Offline Maciej Rosiński

  • Przyspiesza
  • Wiadomości: 20
  • Skąd: Bydgoszcz
  • Posiadany samochód: Citroen C5 '01 3.0 V6
  • Miejscowość: Bydgoszcz
[MK I] "Zdechła" deska rozdzielcza (zestaw wskaźników)
« dnia: Czerwiec 20, 2017, 18:30:04 »
Witam Forumowiczów,

Próbowałem wyszukać informacji na temat mojego problemu, lecz albo źle szukam, albo ich po prostu nie ma.
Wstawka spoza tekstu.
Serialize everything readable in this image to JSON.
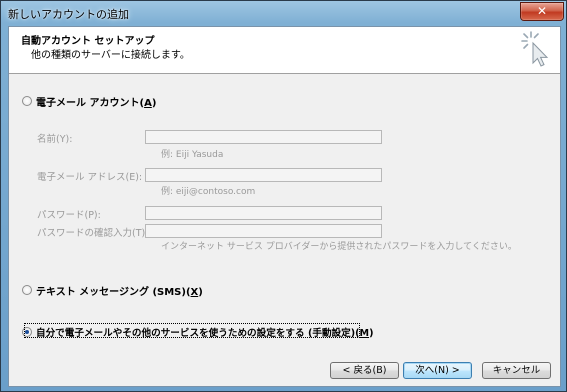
{
  "window": {
    "title": "新しいアカウントの追加",
    "close_glyph": "✕"
  },
  "header": {
    "title": "自動アカウント セットアップ",
    "subtitle": "他の種類のサーバーに接続します。"
  },
  "options": {
    "email_account": {
      "label": "電子メール アカウント(",
      "key": "A",
      "suffix": ")",
      "selected": false
    },
    "sms": {
      "label": "テキスト メッセージング (SMS)(",
      "key": "X",
      "suffix": ")",
      "selected": false
    },
    "manual": {
      "label": "自分で電子メールやその他のサービスを使うための設定をする (手動設定)(",
      "key": "M",
      "suffix": ")",
      "selected": true
    }
  },
  "fields": {
    "name": {
      "label": "名前(Y):",
      "value": "",
      "hint": "例: Eiji Yasuda"
    },
    "email": {
      "label": "電子メール アドレス(E):",
      "value": "",
      "hint": "例: eiji@contoso.com"
    },
    "password": {
      "label": "パスワード(P):",
      "value": ""
    },
    "password_confirm": {
      "label": "パスワードの確認入力(T):",
      "value": ""
    },
    "password_hint": "インターネット サービス プロバイダーから提供されたパスワードを入力してください。"
  },
  "buttons": {
    "back": "< 戻る(B)",
    "next": "次へ(N) >",
    "cancel": "キャンセル"
  },
  "colors": {
    "title_bar": "#7fb0d4",
    "close_button": "#c13a21",
    "radio_dot": "#1e4f9a",
    "default_button_border": "#3c7fb1"
  }
}
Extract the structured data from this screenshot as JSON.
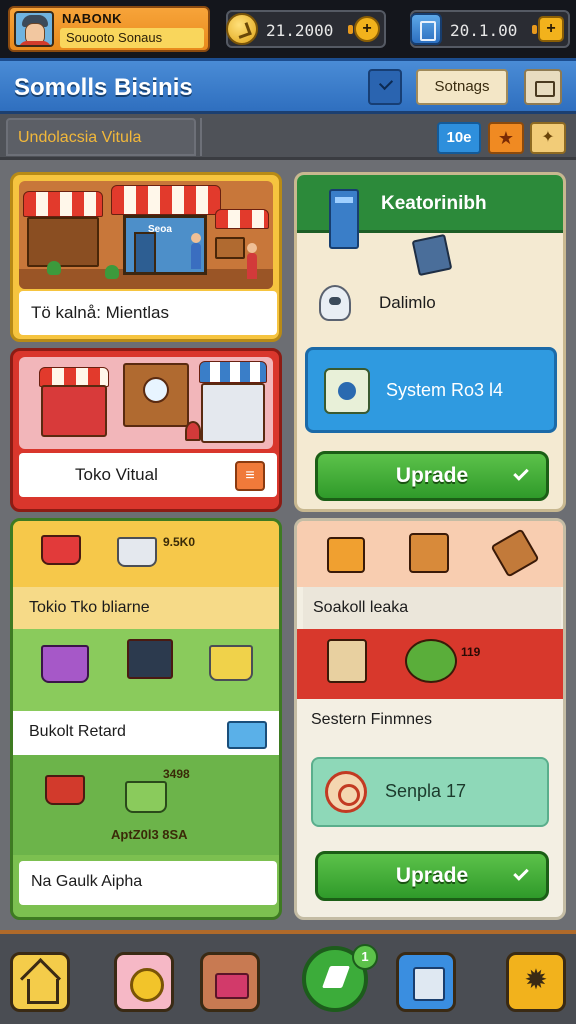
{
  "topbar": {
    "player_name": "NABONK",
    "player_subtitle": "Souooto Sonaus",
    "coins": "21.2000",
    "gems": "20.1.00"
  },
  "header": {
    "title": "Somolls Bisinis",
    "settings_label": "Sotnags"
  },
  "subbar": {
    "tab_label": "Undolacsia Vitula",
    "badge": "10e"
  },
  "cards": {
    "shop": {
      "sign": "Seoa",
      "caption": "Tö kalnå: Mientlas"
    },
    "virtual": {
      "caption": "Toko Vitual"
    },
    "system": {
      "title": "Keatorinibh",
      "robot_label": "Dalimlo",
      "package_label": "System Ro3 l4",
      "upgrade_label": "Uprade"
    },
    "retail": {
      "top_value": "9.5K0",
      "row1": "Tokio Tko bliarne",
      "row2": "Bukolt Retard",
      "bottom_value": "3498",
      "bottom_caption": "AptZ0l3 8SA",
      "row3": "Na Gaulk Aipha"
    },
    "season": {
      "row1": "Soakoll leaka",
      "value": "119",
      "row2": "Sestern Finmnes",
      "sample_label": "Senpla 17",
      "upgrade_label": "Uprade"
    }
  },
  "navbar": {
    "play_badge": "1"
  },
  "colors": {
    "header_blue": "#2f6fbf",
    "upgrade_green": "#2f9a2a",
    "accent_orange": "#f08a22"
  },
  "icons": [
    "avatar",
    "coin-icon",
    "gem-icon",
    "check-icon",
    "mail-icon",
    "star-icon",
    "puzzle-icon",
    "server-icon",
    "tablet-icon",
    "robot-icon",
    "package-icon",
    "basket-icon",
    "cart-icon",
    "laptop-icon",
    "fruit-icon",
    "medal-icon",
    "home-icon",
    "coins-icon",
    "shop-icon",
    "play-icon",
    "map-icon",
    "gear-icon"
  ]
}
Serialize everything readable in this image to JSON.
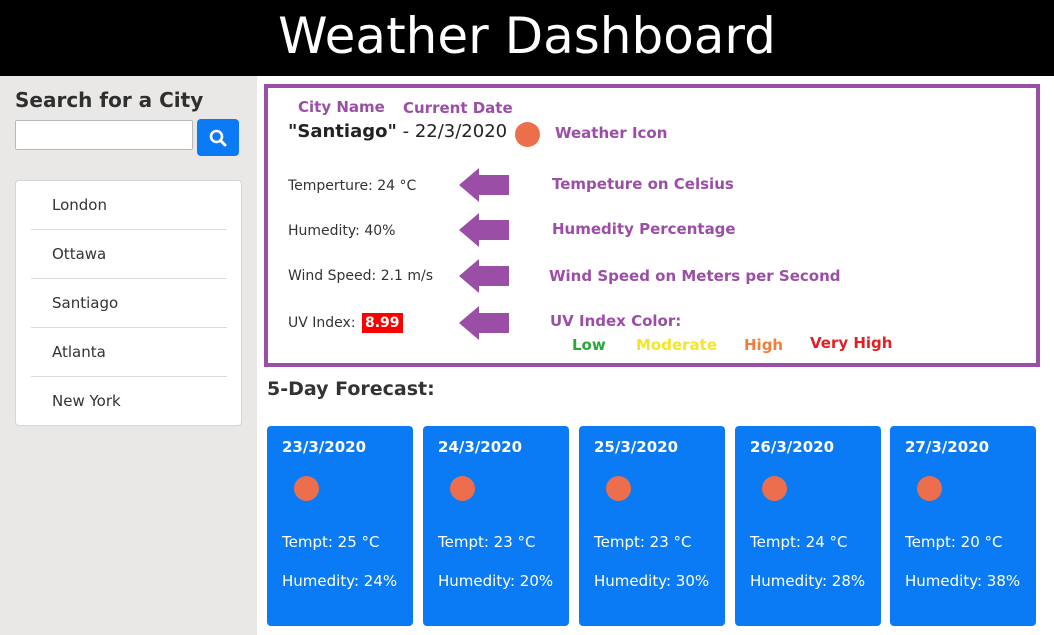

Od blisko dwóch lat "kulam" się Citroenem C5 V6 3.0 z 2001 r. Z mniejszymi lub większymi problemami, jednak jestem generalnie bardzo zadowolony.
Niestety moje "lubienie" auta zostało nieco nadszarpnięte przez to, co się wydarzyło jakiś miesiąc temu.
Pojechałem sobie na weekend nad morze. Po dotarciu nagle zgasła deska (zegary). Kompletny null, przestały działać prędkościomierz i wskaźniki: obrotów, paliwa, temperatury, licznik kilometrów, kontrolki. Po prostu jakby ktoś odciął od liczników wszystkie kabelki. Dodatkowo, na środkowym ekranie pojawiły się błędy odłączenia poduszki powietrznej i odłączenia poduszki powietrznej pasażera.
Do domu dotarłem (na szczęście autostradą), kierując się... chwilowymi wskazaniami zużycia paliwa.  :P

Stan na chwile obecną jest taki:
- kompletnie odcięta (w sensie braku oznak życia/zasilania) deska z licznikami i kontrolkami,
- wskazanie błędu poduszki i poduszki pasażera,
- niedziałający i niepodświetlony przycisk zmiany wysokości zawieszenia,
- sprawne wyświetlacze: górny i dolny,
- sprawne wszystkie pozostałe elementy wyposażenia: klima, nawiewy, radio, sterowanie drzwiami, centralny i autoalarm, oświetlenie zewnętrzne i wewnętrzne auta,
- auto całkowicie sprawne w sensie jezdnym. Ani wyświetlacz, ani komputer, po podłączeniu, nie wykazują żadnych błędów, poza wspomnianymi, dotyczącymi poduszek).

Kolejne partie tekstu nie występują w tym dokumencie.